Objectives: This study examined predictive correlations between periaqueductal gray (PAG) and anterior cingulate cortex (ACC) metabolite levels with deficient inhibitory endogenous pain modulation (EPM), including sensory and affective measures of pain during chronic whiplash injury (WHI).

Materials And Methods: Healthy patients, and participants with chronic WHI, without (WHI-noP) or with pain (WHI-P), were screened with the Douleur Neuropathique 4 tool (DN4). EPM was assessed with C6 tonic heat pain stimuli with a Conditioned Pain Modulation (CPM) protocol. Magnetic resonance spectroscopy quantified ACC and PAG metabolite levels.

Results: WHI-P participants were characterized with high pain intensity and interference, and lower quality of life scores, compared with WHI-noP. Inhibitory CPM at 30 seconds was identified in the healthy noninjured (-45±16%; P<0.001) and WHI-noP groups (-36±8%; P<0.001). However, inhibitory EPM was not detected in the WHI-P group (-25±15%; P=0.06). Best fit and stepwise multiple regression revealed that the PAG glutamate/myoinositol metabolite ratio (P=0.01) and total creatine levels (P=0.02) predicted loss of EPM in the WHI-P group (r=0.71, α=0.97). Although myoinositol predicted loss of EPM in the ACC (P=0.04), this was below statistical power (r=0.31; α=0.56). The ACC N-acetyl-aspartate/myoinositol ratio (P=0.006) predicted chronic pain (DN4, r=0.53; α=0.87).

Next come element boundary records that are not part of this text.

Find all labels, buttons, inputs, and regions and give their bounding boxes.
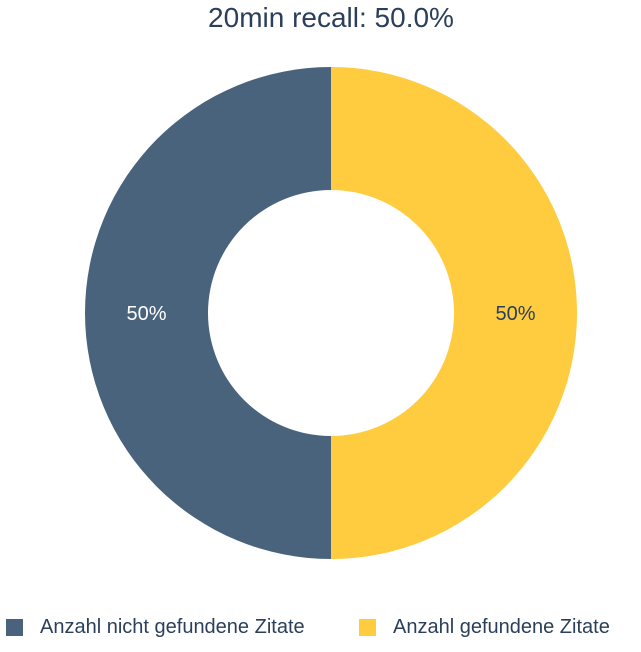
legend-label-not-found: Anzahl nicht gefundene Zitate [40, 616, 305, 638]
slice-label-not-found: 50% [126, 303, 166, 325]
chart-legend: Anzahl nicht gefundene Zitate Anzahl gef… [0, 616, 641, 648]
chart-title: 20min recall: 50.0% [208, 2, 454, 33]
legend-swatch-found [359, 619, 376, 636]
legend-item-not-found[interactable]: Anzahl nicht gefundene Zitate [6, 616, 305, 639]
slice-not-found[interactable] [85, 67, 331, 559]
slice-found[interactable] [331, 67, 577, 559]
legend-swatch-not-found [6, 619, 23, 636]
slice-label-found: 50% [495, 303, 535, 325]
legend-label-found: Anzahl gefundene Zitate [393, 616, 610, 638]
legend-item-found[interactable]: Anzahl gefundene Zitate [359, 616, 610, 639]
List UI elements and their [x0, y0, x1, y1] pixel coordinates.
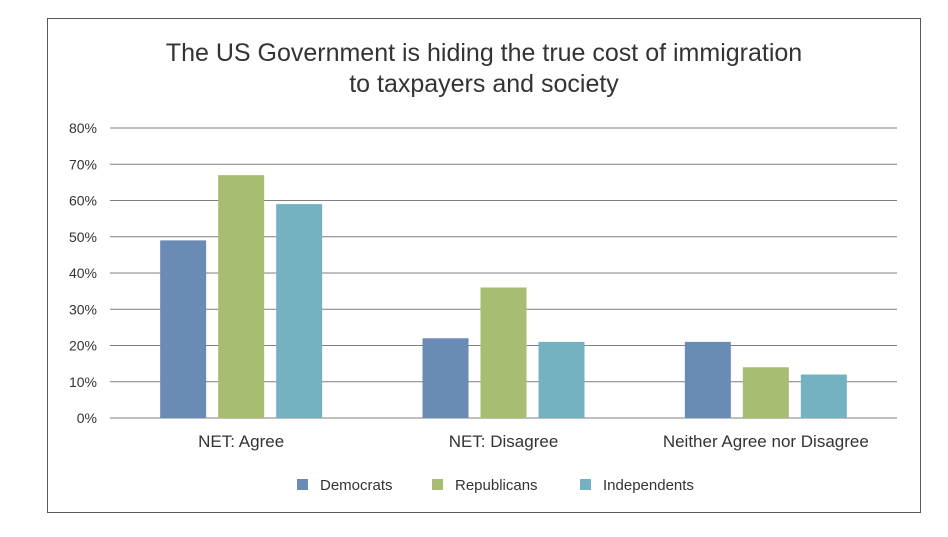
chart-title: The US Government is hiding the true cos… — [47, 38, 921, 100]
legend-label-republicans: Republicans — [455, 477, 538, 494]
bar-democrats — [422, 338, 469, 418]
y-tick-label: 10% — [69, 374, 97, 390]
legend-swatch-democrats — [297, 479, 308, 490]
y-tick-label: 70% — [69, 156, 97, 172]
chart-title-line-2: to taxpayers and society — [349, 70, 619, 98]
bar-democrats — [684, 341, 731, 418]
y-tick-label: 80% — [69, 120, 97, 136]
y-tick-label: 20% — [69, 338, 97, 354]
y-tick-label: 30% — [69, 301, 97, 317]
legend-swatch-independents — [580, 479, 591, 490]
bar-republicans — [218, 175, 265, 418]
bar-independents — [276, 204, 323, 418]
chart-title-line-1: The US Government is hiding the true cos… — [165, 39, 803, 67]
y-tick-label: 50% — [69, 229, 97, 245]
y-tick-label: 40% — [69, 265, 97, 281]
bar-independents — [800, 374, 847, 418]
y-tick-label: 60% — [69, 193, 97, 209]
legend-swatch-republicans — [432, 479, 443, 490]
bar-independents — [538, 341, 585, 418]
x-category-label: NET: Agree — [198, 432, 284, 451]
legend-label-democrats: Democrats — [320, 477, 393, 494]
bar-republicans — [480, 287, 527, 418]
bar-republicans — [742, 367, 789, 418]
x-category-label: NET: Disagree — [449, 432, 559, 451]
y-tick-label: 0% — [77, 410, 97, 426]
x-category-label: Neither Agree nor Disagree — [663, 432, 869, 451]
legend-label-independents: Independents — [603, 477, 694, 494]
bar-democrats — [160, 240, 207, 418]
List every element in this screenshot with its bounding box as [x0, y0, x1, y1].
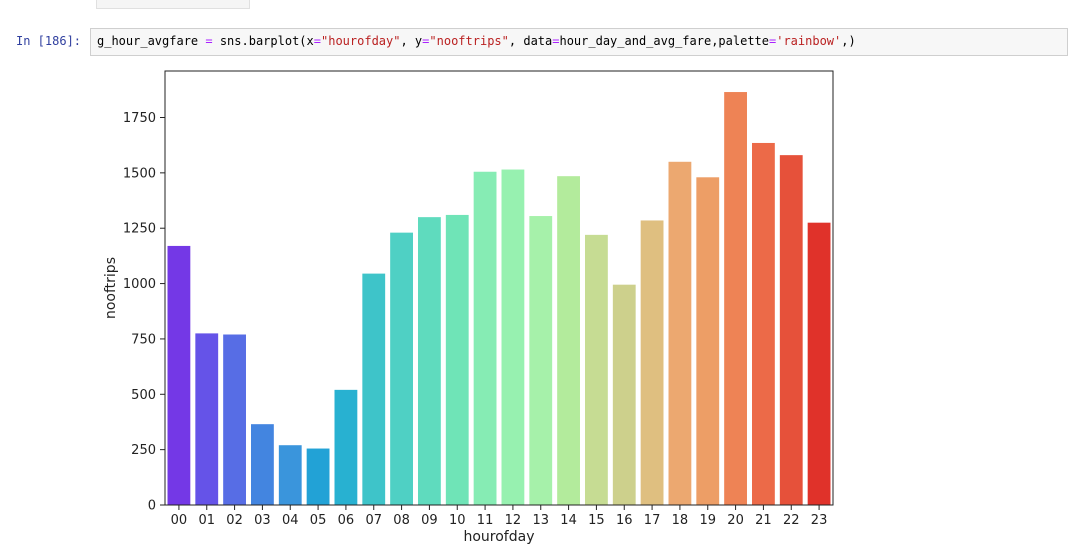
- bar-01: [195, 333, 219, 505]
- x-tick-label: 01: [198, 513, 215, 528]
- x-tick-label: 09: [421, 513, 438, 528]
- x-tick-label: 00: [171, 513, 188, 528]
- bar-04: [278, 445, 302, 505]
- x-tick-label: 16: [616, 513, 633, 528]
- code-cell: In [186]: g_hour_avgfare = sns.barplot(x…: [0, 28, 1069, 58]
- input-prompt: In [186]:: [16, 34, 82, 48]
- y-tick-label: 500: [131, 388, 156, 403]
- x-tick-label: 07: [365, 513, 382, 528]
- x-tick-label: 08: [393, 513, 410, 528]
- x-axis-label: hourofday: [463, 529, 534, 545]
- y-tick-label: 1250: [123, 222, 156, 237]
- y-tick-label: 750: [131, 332, 156, 347]
- bar-00: [167, 245, 191, 505]
- x-tick-label: 06: [338, 513, 355, 528]
- x-tick-label: 02: [226, 513, 243, 528]
- bar-09: [418, 217, 441, 505]
- bar-07: [362, 273, 386, 505]
- y-axis-label: nooftrips: [103, 257, 119, 319]
- bar-06: [334, 389, 358, 505]
- previous-cell-output: [96, 0, 250, 9]
- bar-12: [501, 169, 525, 505]
- bar-05: [306, 448, 330, 505]
- bar-11: [473, 171, 497, 505]
- plot-frame: [164, 70, 834, 506]
- code-editor[interactable]: g_hour_avgfare = sns.barplot(x="hourofda…: [90, 28, 1068, 56]
- bar-15: [585, 234, 608, 506]
- y-tick-label: 1500: [123, 166, 156, 181]
- bar-14: [557, 176, 580, 505]
- x-tick-label: 12: [505, 513, 522, 528]
- x-tick-label: 18: [672, 513, 689, 528]
- y-tick-label: 250: [131, 443, 156, 458]
- bar-16: [612, 284, 636, 505]
- bar-03: [251, 424, 274, 505]
- x-tick-label: 22: [783, 513, 800, 528]
- x-tick-label: 15: [588, 513, 605, 528]
- y-ticks-group: 0 250 500 750 1000 1250 1500 1750: [123, 111, 165, 514]
- x-ticks-group: 00 01 02 03 04 05 06 07 08 09 10 11 12 13 14 15 16 17 18 19…: [171, 505, 828, 528]
- x-tick-label: 23: [811, 513, 828, 528]
- y-tick-label: 1750: [123, 111, 156, 126]
- bars-group: [167, 92, 831, 506]
- x-tick-label: 10: [449, 513, 466, 528]
- x-tick-label: 11: [477, 513, 494, 528]
- y-tick-label: 0: [148, 499, 156, 514]
- bar-13: [529, 216, 553, 506]
- x-tick-label: 21: [755, 513, 772, 528]
- x-tick-label: 17: [644, 513, 661, 528]
- bar-08: [390, 232, 413, 505]
- bar-21: [752, 142, 775, 505]
- x-tick-label: 13: [532, 513, 549, 528]
- x-tick-label: 19: [699, 513, 716, 528]
- bar-23: [807, 222, 831, 505]
- x-tick-label: 05: [310, 513, 327, 528]
- bar-10: [445, 214, 469, 505]
- x-tick-label: 14: [560, 513, 577, 528]
- bar-02: [223, 334, 246, 505]
- bar-22: [779, 155, 803, 505]
- bar-17: [640, 220, 664, 505]
- bar-19: [696, 177, 720, 505]
- x-tick-label: 04: [282, 513, 299, 528]
- bar-18: [668, 161, 692, 505]
- x-tick-label: 03: [254, 513, 271, 528]
- x-tick-label: 20: [727, 513, 744, 528]
- bar-20: [724, 92, 747, 505]
- y-tick-label: 1000: [123, 277, 156, 292]
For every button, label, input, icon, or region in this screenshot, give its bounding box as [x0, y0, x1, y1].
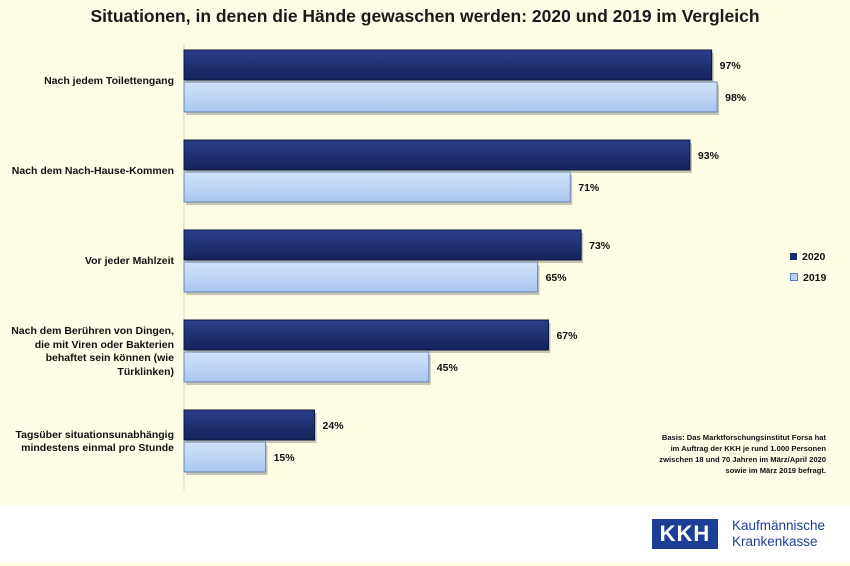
bar-2019-2 — [183, 261, 539, 293]
data-label-2020-0: 97% — [720, 60, 742, 72]
category-label-line: Nach jedem Toilettengang — [44, 75, 174, 88]
kkh-logo: KKH — [652, 519, 718, 549]
data-label-2019-1: 71% — [578, 182, 600, 194]
legend-label-2020: 2020 — [802, 251, 826, 263]
category-label-2: Vor jeder Mahlzeit — [4, 255, 174, 269]
footer-strip — [0, 562, 850, 566]
legend-label-2019: 2019 — [803, 272, 827, 284]
footnote-line: sowie im März 2019 befragt. — [725, 466, 826, 475]
data-label-2020-1: 93% — [698, 150, 720, 162]
data-label-2020-2: 73% — [589, 240, 611, 252]
category-label-4: Tagsüber situationsunabhängig mindestens … — [4, 429, 174, 456]
logo-name-line: Kaufmännische — [732, 518, 826, 533]
bar-2020-3 — [183, 319, 549, 351]
bar-2020-0 — [183, 49, 713, 81]
chart-title: Situationen, in denen die Hände gewasche… — [90, 6, 760, 26]
legend-swatch-2020 — [790, 253, 797, 260]
data-label-2019-0: 98% — [725, 92, 747, 104]
source-footnote: Basis: Das Marktforschungsinstitut Forsa… — [610, 432, 826, 476]
legend-item-2019: 2019 — [790, 272, 826, 284]
legend-swatch-2019 — [790, 273, 798, 281]
category-label-line: die mit Viren oder Bakterien — [34, 338, 174, 351]
footnote-line: Basis: Das Marktforschungsinstitut Forsa… — [661, 433, 826, 442]
footnote-line: im Auftrag der KKH je rund 1.000 Persone… — [670, 444, 826, 453]
category-label-line: Vor jeder Mahlzeit — [84, 255, 174, 268]
category-label-line: Nach dem Berühren von Dingen, — [11, 325, 174, 337]
data-label-2019-3: 45% — [437, 362, 459, 374]
bar-2019-4 — [183, 441, 267, 473]
kkh-logo-name: Kaufmännische Krankenkasse — [732, 518, 825, 550]
bar-2019-3 — [183, 351, 430, 383]
chart-panel: Situationen, in denen die Hände gewasche… — [0, 0, 850, 505]
category-label-0: Nach jedem Toilettengang — [4, 75, 174, 89]
footnote-line: zwischen 18 und 70 Jahren im März/April … — [659, 455, 826, 464]
category-label-line: Türklinken) — [117, 365, 174, 378]
bar-2019-0 — [183, 81, 718, 113]
bar-chart: 97% 93% 73% 67% 24% 98% 71% 65% 45% 15% — [183, 44, 747, 490]
category-label-line: Tagsüber situationsunabhängig — [15, 428, 174, 441]
data-label-2020-3: 67% — [556, 330, 578, 342]
footer: KKH Kaufmännische Krankenkasse — [0, 505, 850, 566]
legend-item-2020: 2020 — [790, 251, 825, 263]
data-label-2020-4: 24% — [323, 420, 345, 432]
data-label-2019-2: 65% — [546, 272, 568, 284]
bar-2019-1 — [183, 171, 571, 203]
category-label-3: Nach dem Berühren von Dingen, die mit Vir… — [4, 325, 174, 379]
category-label-line: behaftet sein können (wie — [45, 352, 174, 364]
bar-2020-1 — [183, 139, 691, 171]
bar-2020-2 — [183, 229, 582, 261]
category-label-line: mindestens einmal pro Stunde — [21, 442, 174, 454]
bar-2020-4 — [183, 409, 316, 441]
category-label-line: Nach dem Nach-Hause-Kommen — [11, 165, 174, 178]
logo-name-line: Krankenkasse — [732, 534, 818, 549]
category-label-1: Nach dem Nach-Hause-Kommen — [4, 165, 174, 179]
data-label-2019-4: 15% — [274, 452, 296, 464]
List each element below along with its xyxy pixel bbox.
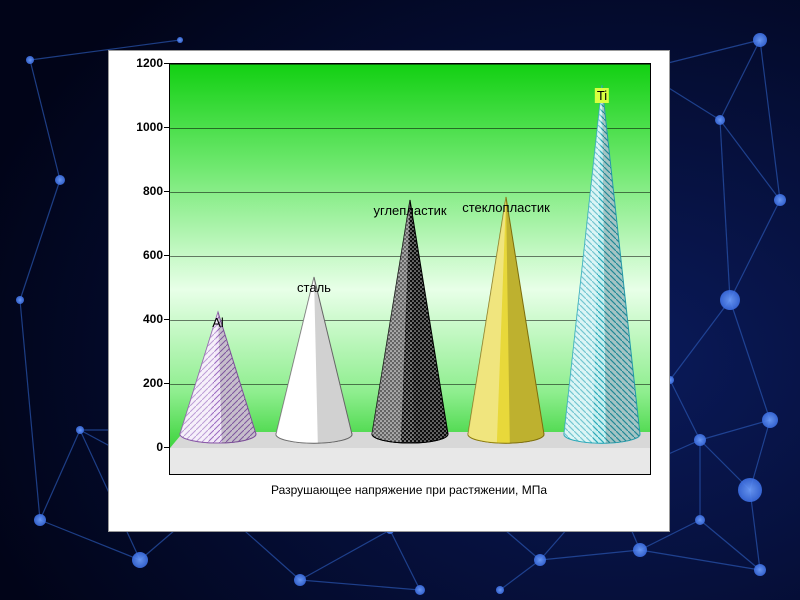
y-tick-label: 800 [125,184,163,198]
y-tick [164,447,169,448]
x-axis-title: Разрушающее напряжение при растяжении, М… [169,483,649,497]
y-tick-label: 1000 [125,120,163,134]
y-tick-label: 400 [125,312,163,326]
cone-2 [370,198,450,454]
y-tick [164,63,169,64]
cone-4 [562,83,642,454]
series-label-1: сталь [295,280,333,295]
plot-area: Al сталь углепластик стеклопластик Ti [169,63,651,475]
series-label-0: Al [210,315,226,330]
series-label-3: стеклопластик [460,200,552,215]
y-tick [164,255,169,256]
y-tick-label: 200 [125,376,163,390]
y-tick-label: 600 [125,248,163,262]
y-tick [164,127,169,128]
y-tick-label: 0 [125,440,163,454]
chart-panel: Al сталь углепластик стеклопластик Ti Разруш… [108,50,670,532]
series-label-2: углепластик [371,203,448,218]
y-tick [164,383,169,384]
cone-svg [370,198,450,454]
cone-svg [466,195,546,454]
cone-0 [178,310,258,454]
cone-svg [178,310,258,454]
cone-1 [274,275,354,454]
series-label-4: Ti [595,88,609,103]
cone-svg [274,275,354,454]
gridline-3d [170,63,651,65]
cone-3 [466,195,546,454]
cone-svg [562,83,642,454]
y-tick [164,191,169,192]
y-tick [164,319,169,320]
y-tick-label: 1200 [125,56,163,70]
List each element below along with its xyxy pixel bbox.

Discussion: The results of this study demonstrate deficient EPM at 30 seconds during tonic heat pain stimulation in WHI-P participants, compared with noninjured healthy volunteers or individuals with WHI-noP. In addition, quantification of PAG and ACC metabolites related to glutamate and glia predicted central chronic pain mechanisms related to loss of inhibitory EPM, while ACC metabolites characterized chronic pain described by descriptors and sensory changes.